Small, remote Alaskan villages that are alienated from large power sources increasingly rely on microgrids as a practical energy solution. According to a blog post from Matt Erskine, deputy assistant secretary of the Economic Development Administration, Alaska stands as a leading pioneer in microgrid technology.
“Alaska is providing the blueprint for the future of new and emerging technologies in rural communities that build on the state’s strengths and natural assets to solve environmental challenges, protect the environment, and simultaneously support businesses and grow the economy,” Erskine said.
Microgrids are small power grids that operate separately from an interconnected electrical grid. They share no connection to a larger transmission system. These grids can serve as primary power sources for remote communities that may be far removed from major roads and long-distance electric lines.

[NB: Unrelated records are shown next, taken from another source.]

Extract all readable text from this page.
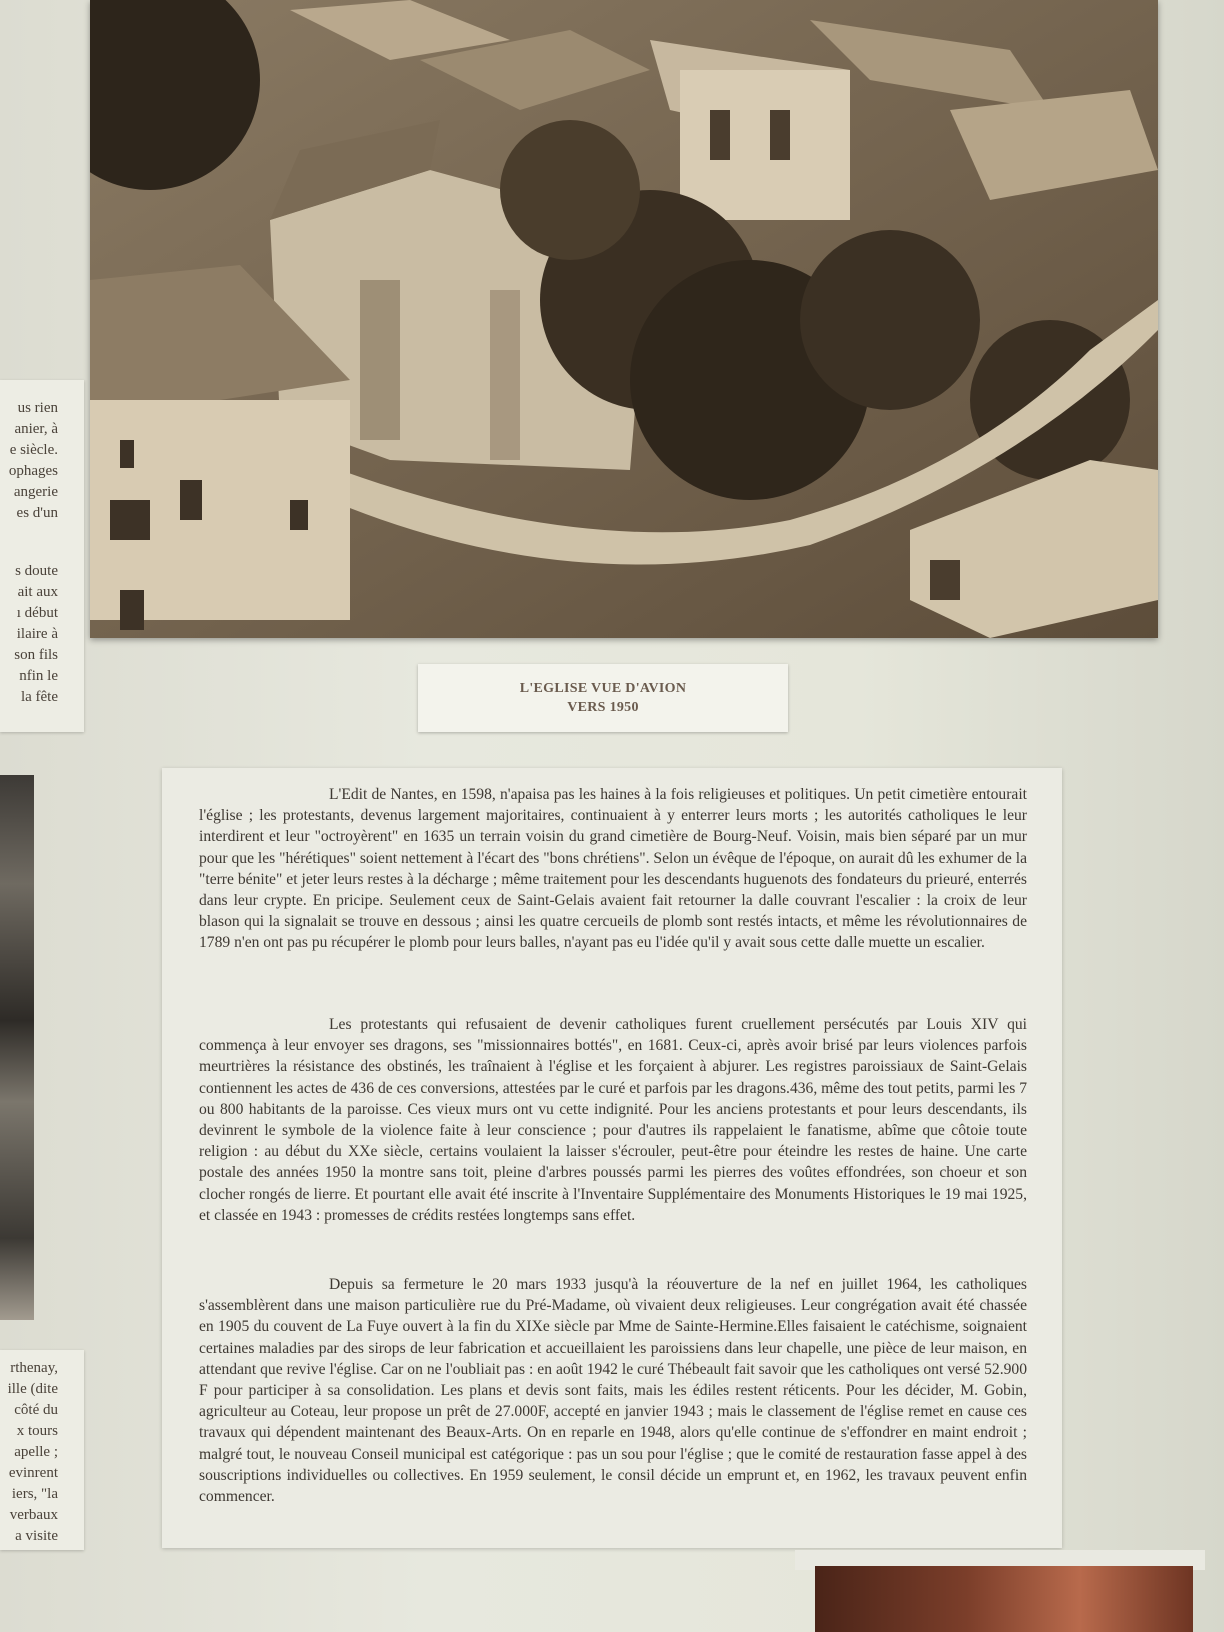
L'EGLISE VUE D'AVION
VERS 1950

L'Edit de Nantes, en 1598, n'apaisa pas les haines à la fois religieuses et politiques. Un petit cimetière entourait l'église ; les protestants, devenus largement majoritaires, continuaient à y enterrer leurs morts ; les autorités catholiques le leur interdirent et leur "octroyèrent" en 1635 un terrain voisin du grand cimetière de Bourg-Neuf. Voisin, mais bien séparé par un mur pour que les "hérétiques" soient nettement à l'écart des "bons chrétiens". Selon un évêque de l'époque, on aurait dû les exhumer de la "terre bénite" et jeter leurs restes à la décharge ; même traitement pour les descendants huguenots des fondateurs du prieuré, enterrés dans leur crypte. En pricipe. Seulement ceux de Saint-Gelais avaient fait retourner la dalle couvrant l'escalier : la croix de leur blason qui la signalait se trouve en dessous ; ainsi les quatre cercueils de plomb sont restés intacts, et même les révolutionnaires de 1789 n'en ont pas pu récupérer le plomb pour leurs balles, n'ayant pas eu l'idée qu'il y avait sous cette dalle muette un escalier.

Les protestants qui refusaient de devenir catholiques furent cruellement persécutés par Louis XIV qui commença à leur envoyer ses dragons, ses "missionnaires bottés", en 1681. Ceux-ci, après avoir brisé par leurs violences parfois meurtrières la résistance des obstinés, les traînaient à l'église et les forçaient à abjurer. Les registres paroissiaux de Saint-Gelais contiennent les actes de 436 de ces conversions, attestées par le curé et parfois par les dragons.436, même des tout petits, parmi les 7 ou 800 habitants de la paroisse. Ces vieux murs ont vu cette indignité. Pour les anciens protestants et pour leurs descendants, ils devinrent le symbole de la violence faite à leur conscience ; pour d'autres ils rappelaient le fanatisme, abîme que côtoie toute religion : au début du XXe siècle, certains voulaient la laisser s'écrouler, peut-être pour éteindre les restes de haine. Une carte postale des années 1950 la montre sans toit, pleine d'arbres poussés parmi les pierres des voûtes effondrées, son choeur et son clocher rongés de lierre. Et pourtant elle avait été inscrite à l'Inventaire Supplémentaire des Monuments Historiques le 19 mai 1925, et classée en 1943 : promesses de crédits restées longtemps sans effet.

Depuis sa fermeture le 20 mars 1933 jusqu'à la réouverture de la nef en juillet 1964, les catholiques s'assemblèrent dans une maison particulière rue du Pré-Madame, où vivaient deux religieuses. Leur congrégation avait été chassée en 1905 du couvent de La Fuye ouvert à la fin du XIXe siècle par Mme de Sainte-Hermine.Elles faisaient le catéchisme, soignaient certaines maladies par des sirops de leur fabrication et accueillaient les paroissiens dans leur chapelle, une pièce de leur maison, en attendant que revive l'église. Car on ne l'oubliait pas : en août 1942 le curé Thébeault fait savoir que les catholiques ont versé 52.900 F pour participer à sa consolidation. Les plans et devis sont faits, mais les édiles restent réticents. Pour les décider, M. Gobin, agriculteur au Coteau, leur propose un prêt de 27.000F, accepté en janvier 1943 ; mais le classement de l'église remet en cause ces travaux qui dépendent maintenant des Beaux-Arts. On en reparle en 1948, alors qu'elle continue de s'effondrer en maint endroit ; malgré tout, le nouveau Conseil municipal est catégorique : pas un sou pour l'église ; que le comité de restauration fasse appel à des souscriptions individuelles ou collectives. En 1959 seulement, le consil décide un emprunt et, en 1962, les travaux peuvent enfin commencer.

us rien
anier, à
e siècle.
ophages
angerie
es d'un
s doute
ait aux
ı début
ilaire à
son fils
nfin le
la fête
rthenay,
ille (dite
côté du
x tours
apelle ;
evinrent
iers, "la
verbaux
a visite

According to the blog post, which can be found on the U.S. Department of Commerce website, many rural Alaskan villages are finding microgrids an inexpensive energy solution.

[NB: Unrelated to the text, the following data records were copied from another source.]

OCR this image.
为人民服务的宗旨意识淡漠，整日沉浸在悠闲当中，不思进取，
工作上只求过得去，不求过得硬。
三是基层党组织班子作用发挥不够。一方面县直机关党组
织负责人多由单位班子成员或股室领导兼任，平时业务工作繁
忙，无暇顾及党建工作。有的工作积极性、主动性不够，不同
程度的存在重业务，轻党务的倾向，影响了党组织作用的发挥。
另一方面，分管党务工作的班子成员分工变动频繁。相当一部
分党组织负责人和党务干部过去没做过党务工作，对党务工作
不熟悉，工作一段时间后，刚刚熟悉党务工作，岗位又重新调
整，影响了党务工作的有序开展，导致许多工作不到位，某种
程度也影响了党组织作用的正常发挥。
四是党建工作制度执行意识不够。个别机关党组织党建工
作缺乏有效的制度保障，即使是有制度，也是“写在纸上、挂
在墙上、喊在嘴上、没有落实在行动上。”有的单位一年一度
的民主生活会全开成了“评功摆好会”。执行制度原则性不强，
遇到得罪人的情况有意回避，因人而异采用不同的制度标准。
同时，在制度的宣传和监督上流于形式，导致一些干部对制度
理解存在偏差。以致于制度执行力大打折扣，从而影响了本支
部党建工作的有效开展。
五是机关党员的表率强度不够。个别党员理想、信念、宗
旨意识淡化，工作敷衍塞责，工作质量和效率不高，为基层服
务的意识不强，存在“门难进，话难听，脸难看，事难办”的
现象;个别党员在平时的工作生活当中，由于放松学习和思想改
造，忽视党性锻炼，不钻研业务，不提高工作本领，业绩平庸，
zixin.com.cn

The Alaska Center for Energy and Power seeks to improve the effectiveness of microgrids and eventually introduce their technology to other states. Along with ACEP, government funds buoy efforts to develop and expand the operation of microgrids. Last year, the EDA awarded ACEP with a grant to start the Alaska Center for Microgrid Technologies Commercialization, which provides technical and business assistance needed to commercialize the technology involved in microgrid systems.

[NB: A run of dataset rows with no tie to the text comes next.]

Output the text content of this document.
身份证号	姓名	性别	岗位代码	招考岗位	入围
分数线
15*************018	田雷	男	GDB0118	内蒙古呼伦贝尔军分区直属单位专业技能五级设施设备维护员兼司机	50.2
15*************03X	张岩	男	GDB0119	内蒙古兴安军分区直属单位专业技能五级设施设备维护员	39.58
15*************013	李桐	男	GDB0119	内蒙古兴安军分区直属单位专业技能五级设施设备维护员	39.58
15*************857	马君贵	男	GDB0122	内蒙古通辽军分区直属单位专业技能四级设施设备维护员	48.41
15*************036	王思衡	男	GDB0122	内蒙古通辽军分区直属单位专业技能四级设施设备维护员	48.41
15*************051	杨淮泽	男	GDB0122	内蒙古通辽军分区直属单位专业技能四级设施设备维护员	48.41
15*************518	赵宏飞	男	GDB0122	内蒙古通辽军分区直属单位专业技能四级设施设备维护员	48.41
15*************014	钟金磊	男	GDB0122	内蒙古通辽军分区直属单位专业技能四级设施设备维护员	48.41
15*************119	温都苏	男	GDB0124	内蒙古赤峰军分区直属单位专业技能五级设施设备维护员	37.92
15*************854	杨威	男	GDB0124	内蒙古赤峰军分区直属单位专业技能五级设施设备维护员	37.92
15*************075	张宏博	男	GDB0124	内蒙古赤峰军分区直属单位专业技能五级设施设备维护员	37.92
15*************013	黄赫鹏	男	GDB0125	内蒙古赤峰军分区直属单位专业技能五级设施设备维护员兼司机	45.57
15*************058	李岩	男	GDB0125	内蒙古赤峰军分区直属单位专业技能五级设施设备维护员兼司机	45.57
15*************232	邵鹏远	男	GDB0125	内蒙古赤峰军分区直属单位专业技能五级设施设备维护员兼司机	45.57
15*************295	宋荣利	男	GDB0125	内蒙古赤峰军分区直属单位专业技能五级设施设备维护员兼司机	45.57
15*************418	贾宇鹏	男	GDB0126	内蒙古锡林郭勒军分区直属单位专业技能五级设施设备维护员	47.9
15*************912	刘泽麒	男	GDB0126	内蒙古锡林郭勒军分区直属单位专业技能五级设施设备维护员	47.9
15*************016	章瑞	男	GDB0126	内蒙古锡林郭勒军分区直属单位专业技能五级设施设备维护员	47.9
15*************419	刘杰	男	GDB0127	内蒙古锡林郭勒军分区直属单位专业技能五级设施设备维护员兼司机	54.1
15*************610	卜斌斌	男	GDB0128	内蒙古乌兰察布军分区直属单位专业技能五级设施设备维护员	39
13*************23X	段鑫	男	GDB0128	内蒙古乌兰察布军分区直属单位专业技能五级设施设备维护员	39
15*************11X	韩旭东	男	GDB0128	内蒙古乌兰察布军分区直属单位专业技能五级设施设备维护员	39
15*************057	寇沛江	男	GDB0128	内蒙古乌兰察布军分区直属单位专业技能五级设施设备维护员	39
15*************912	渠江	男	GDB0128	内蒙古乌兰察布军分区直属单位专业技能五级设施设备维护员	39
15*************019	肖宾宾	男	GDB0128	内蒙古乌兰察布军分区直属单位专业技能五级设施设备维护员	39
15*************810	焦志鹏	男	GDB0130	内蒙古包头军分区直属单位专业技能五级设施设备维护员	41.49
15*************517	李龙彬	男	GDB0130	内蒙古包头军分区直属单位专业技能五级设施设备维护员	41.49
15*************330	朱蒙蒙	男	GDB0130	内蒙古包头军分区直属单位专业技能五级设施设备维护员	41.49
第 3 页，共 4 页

The EDA’s work with ACEP reflects Secretary of Commerce Penny Pritzker’s larger “Open for Business” agenda, which involves supporting local development strategies in trade, investment, innovation, and data. Erskine, who recently traveled to Alaska, said that these areas represent the department’s focus on economic growth and job creation. He stated that another goal is to equip communities with information and products that help them adapt to environmental changes.
“Among our policy priorities in this space is developing the next generation of climate observing systems, developing stronger disaster resilience standards for buildings and infrastructure, and maintaining world-leader weather forecasting capabilities,” Erskine said.